Netflix, Disney+ : gueule de bois après l'orgie de contenus

Mickaël Bazoge |

Après avoir investi des milles et des cents pour produire un maximum de contenus jusqu'à l'indigestion, les grandes plateformes de streaming sont en train de réduire la voilure. Le contexte économique actuel est moins porteur, même si ces services continuent d'attirer des abonnés. Il s'agit maintenant de faire des économies, chez Netflix pour commencer.

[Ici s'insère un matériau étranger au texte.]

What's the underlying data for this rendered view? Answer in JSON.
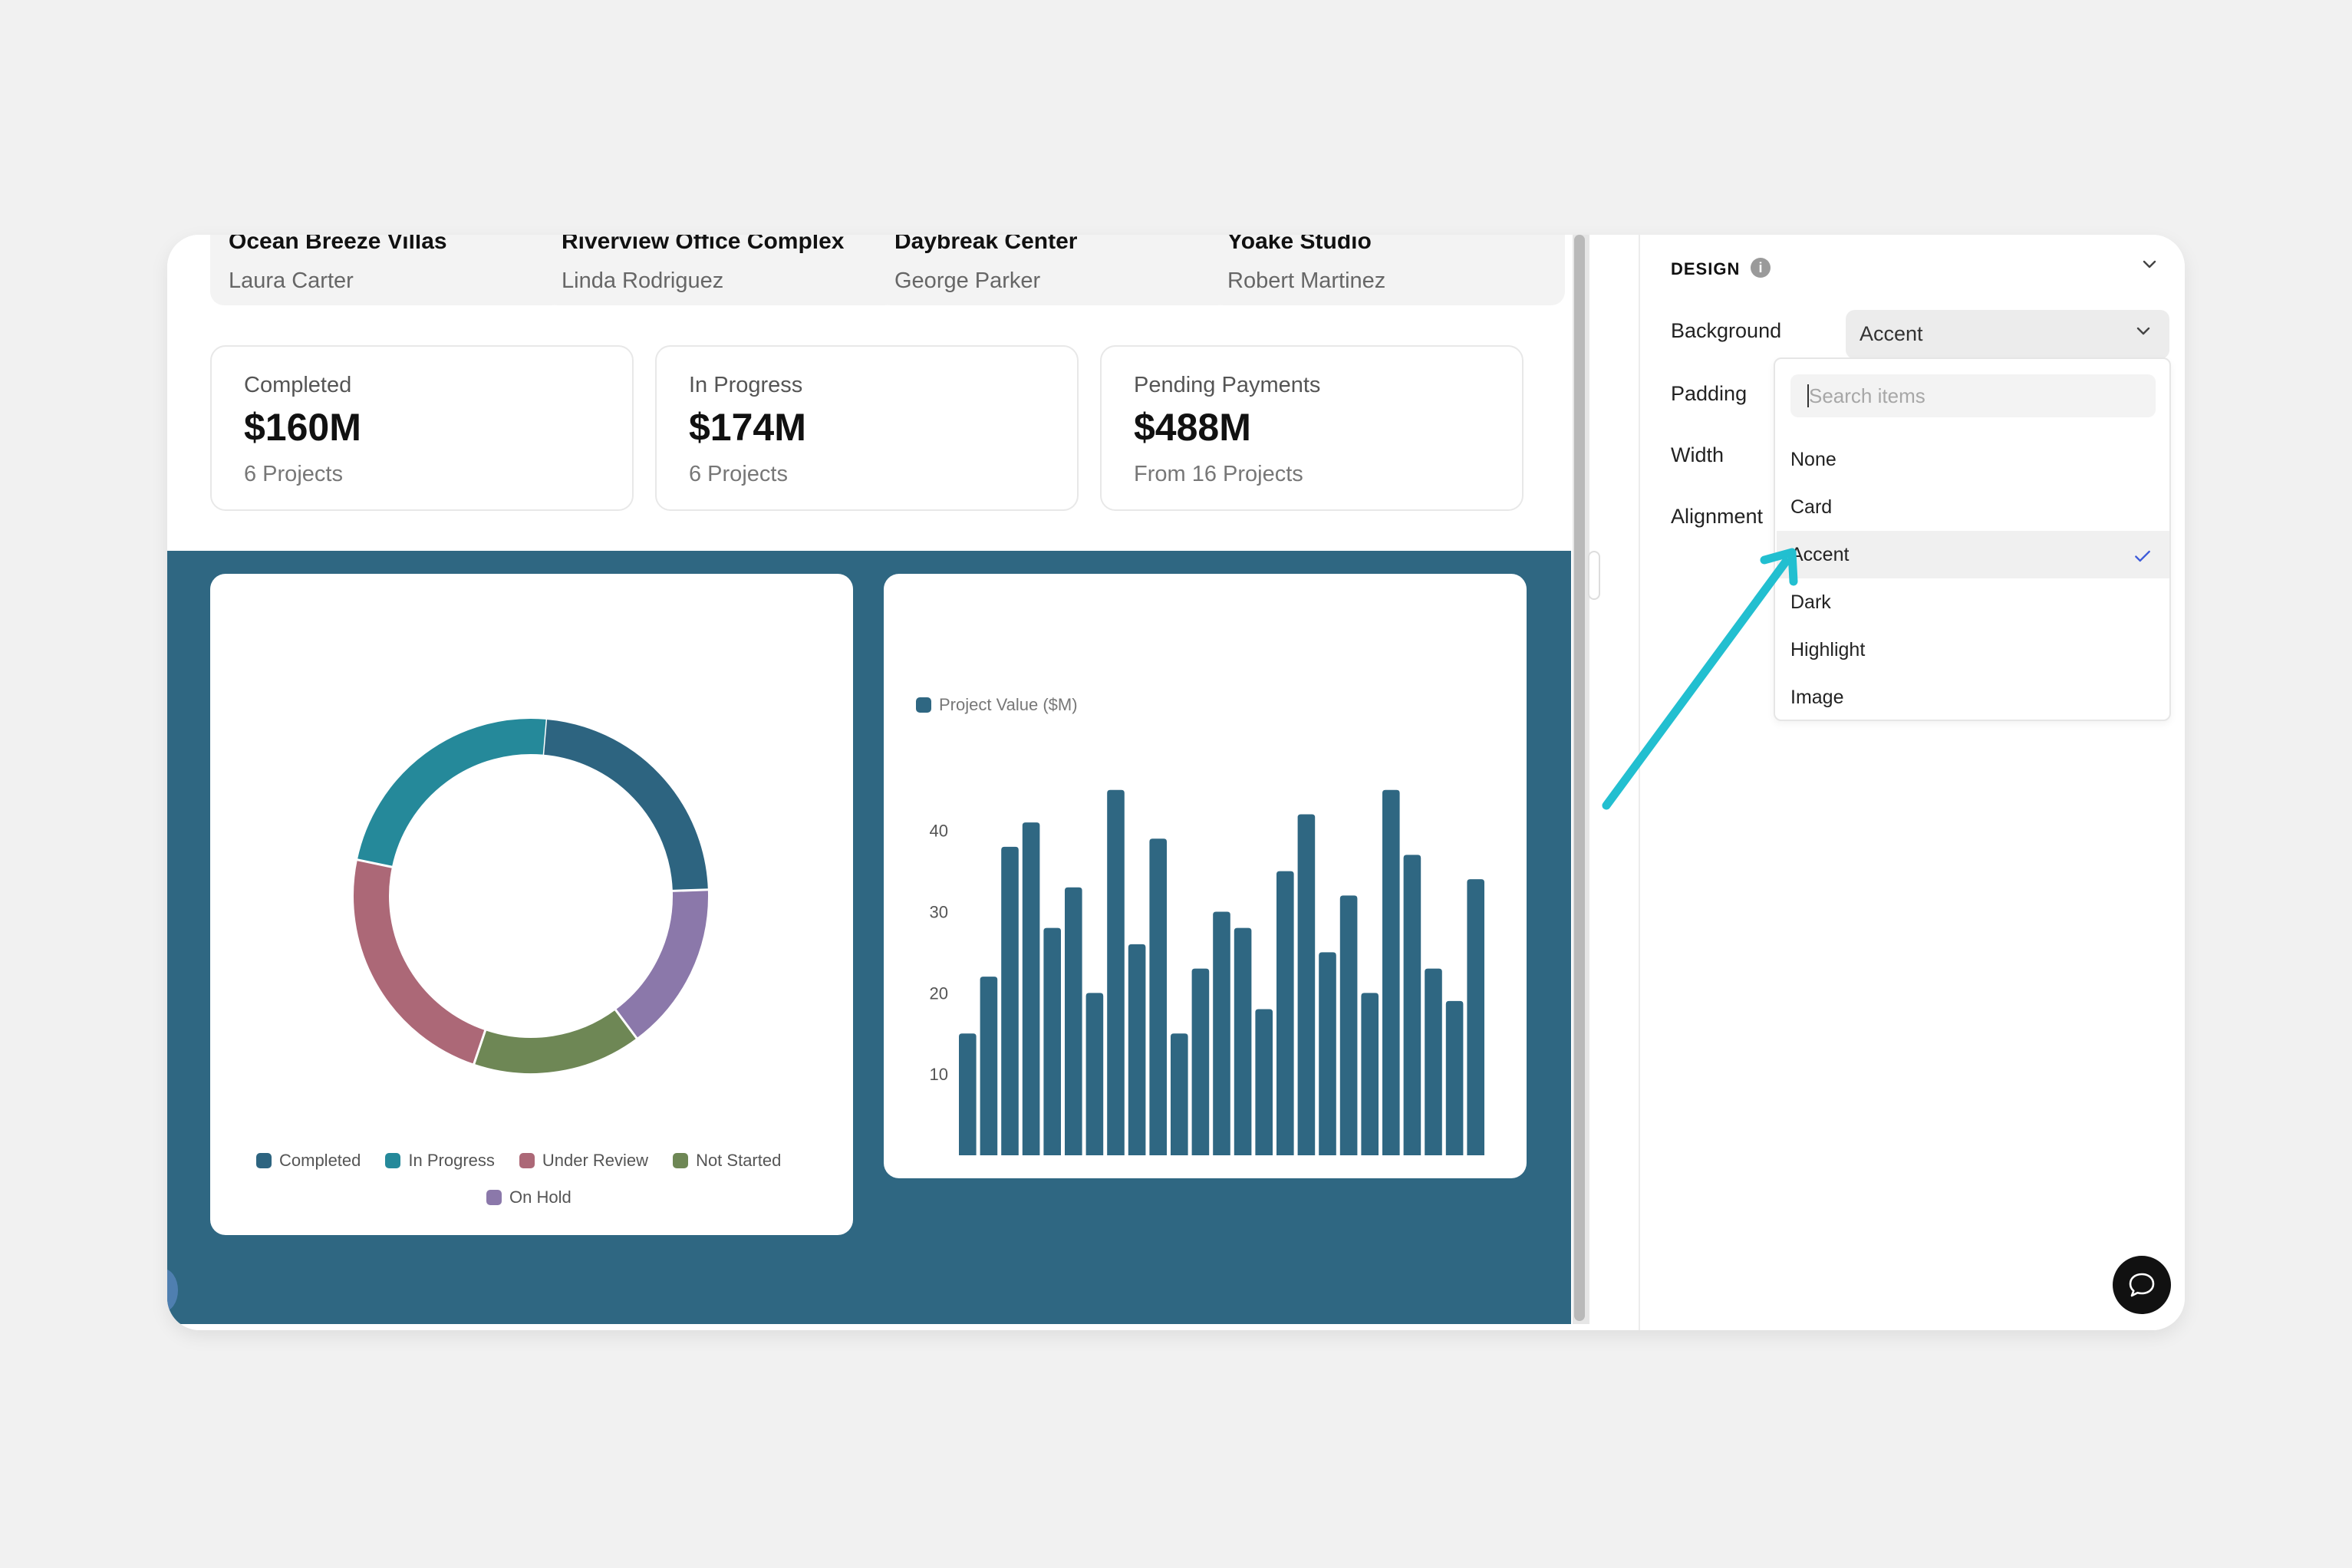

Crédit : Atul Vinayak, Unsplash

Netflix va fusionner l'unité chargée de produire des films à petit budget (30 millions de dollars et moins) avec celle qui s'occupe des budgets moyens (entre 30 et 80 millions). Ces deux entités avaient jusqu'à présent les coudées assez franches pour donner le feu vert à un projet, de manière relativement autonome vis à vis de la direction de la plateforme.

Désormais, les décisions sont centralisées par Scott Stuber, le « chief film » de la plateforme qui tente de réduire le nombre de productions pour privilégier les œuvres de qualité. Il faut dire aussi que bon nombre de ces films Netflix sortent sur le service en toute discrétion, ce qui les empêche d'atteindre une partie de leur public. Moins de quantité, plus de qualité en quelque sorte, c'est l'idée derrière cette restructuration selon Bloomberg. L'opération va aussi provoquer des réductions de personnel.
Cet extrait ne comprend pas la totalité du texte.